Üstad Necib Fazıl’ı anlamak diyoruz, yani örgüleştirdiği ideolocyayı eşya ve hadiselere tatbik etmenin çilesine talib olmak ve nihayetinde de tatbikçisi olmak. Üstad’ı anlamak, İslâm’ı merkez Anadolu’dan başlayarak cihana hâkim kılmaktır. Bunun haricindeki her şey, bir seremoni seviyesinde işlere çelenkleşmiş cesetleri getirip götürmekten ibaret... Hem zaten Üstad Necib Fazıl, çelenk denen şeyden de, kültüründen de, çelenkleşmiş cesetlerden de tiksinen biri değil miydi?

Sahteliklerin bir bir yıkıldığı ve alanın hakiki olan için açıldığı bugünlerde bize düşen borç, Necib Fazıl’ı anlamaktır. Bunun alâmeti de lâf değil, caka satmak değil, poz kesmek değil... İçinde bulunduğumuz şartlardan kaynaklanan tüm menfîlikleri sıçrama tahtası bilip, onun idealini gerçekleştirmek.
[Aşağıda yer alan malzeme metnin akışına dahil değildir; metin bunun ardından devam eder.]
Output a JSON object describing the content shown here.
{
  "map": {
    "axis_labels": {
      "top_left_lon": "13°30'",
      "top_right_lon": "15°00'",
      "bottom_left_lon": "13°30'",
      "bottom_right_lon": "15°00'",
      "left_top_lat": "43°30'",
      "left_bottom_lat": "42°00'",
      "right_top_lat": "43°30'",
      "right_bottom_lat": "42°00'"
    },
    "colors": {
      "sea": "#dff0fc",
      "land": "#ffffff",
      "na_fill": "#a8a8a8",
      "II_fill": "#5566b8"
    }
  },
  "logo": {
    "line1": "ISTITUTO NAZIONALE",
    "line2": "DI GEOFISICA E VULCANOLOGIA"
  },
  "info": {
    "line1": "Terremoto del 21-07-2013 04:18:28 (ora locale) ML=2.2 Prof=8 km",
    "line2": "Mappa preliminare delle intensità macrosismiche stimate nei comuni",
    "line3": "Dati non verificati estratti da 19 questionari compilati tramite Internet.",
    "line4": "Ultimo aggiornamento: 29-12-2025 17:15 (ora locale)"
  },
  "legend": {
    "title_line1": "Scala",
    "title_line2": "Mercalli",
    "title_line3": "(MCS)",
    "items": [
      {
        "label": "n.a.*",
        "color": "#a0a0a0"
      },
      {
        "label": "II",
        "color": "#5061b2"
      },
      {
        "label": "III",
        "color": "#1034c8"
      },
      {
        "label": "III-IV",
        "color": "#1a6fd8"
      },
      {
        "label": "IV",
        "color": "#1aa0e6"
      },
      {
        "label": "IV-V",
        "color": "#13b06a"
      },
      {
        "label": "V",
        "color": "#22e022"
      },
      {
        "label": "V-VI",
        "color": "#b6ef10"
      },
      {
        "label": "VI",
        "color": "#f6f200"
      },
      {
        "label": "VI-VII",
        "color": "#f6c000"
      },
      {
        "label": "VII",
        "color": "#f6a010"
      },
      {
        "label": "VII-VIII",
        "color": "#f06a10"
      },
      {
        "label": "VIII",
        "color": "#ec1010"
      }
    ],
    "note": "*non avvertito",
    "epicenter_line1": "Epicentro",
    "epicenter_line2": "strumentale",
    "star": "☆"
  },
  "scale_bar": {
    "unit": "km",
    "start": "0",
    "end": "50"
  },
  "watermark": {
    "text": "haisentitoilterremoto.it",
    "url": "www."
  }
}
Yani İslâm’ı Anadolu’dan başlayarak bütün cihana hâkim kılmak... Hâsılı kelâm, bir fikir ve aksiyon devi olarak Üstad’ı anmak, onun fikir çilesine talib olmak, ortaya koyduğu dünya görüşünü bir hayat tarzı hâline getirip cemiyet planına dikilmek, onun en hassas olduğu hususlardan fikir namuskârlığıyla mümkün olabilir. Aksi takdirde, kutlanan Cumhuriyet bayramlarına eş bir rezaletle Üstad anılmaz, anlaşılmaz, yaşanmaz. Gerisi, Üstad’a veba illeti gibi görünen boş lâf.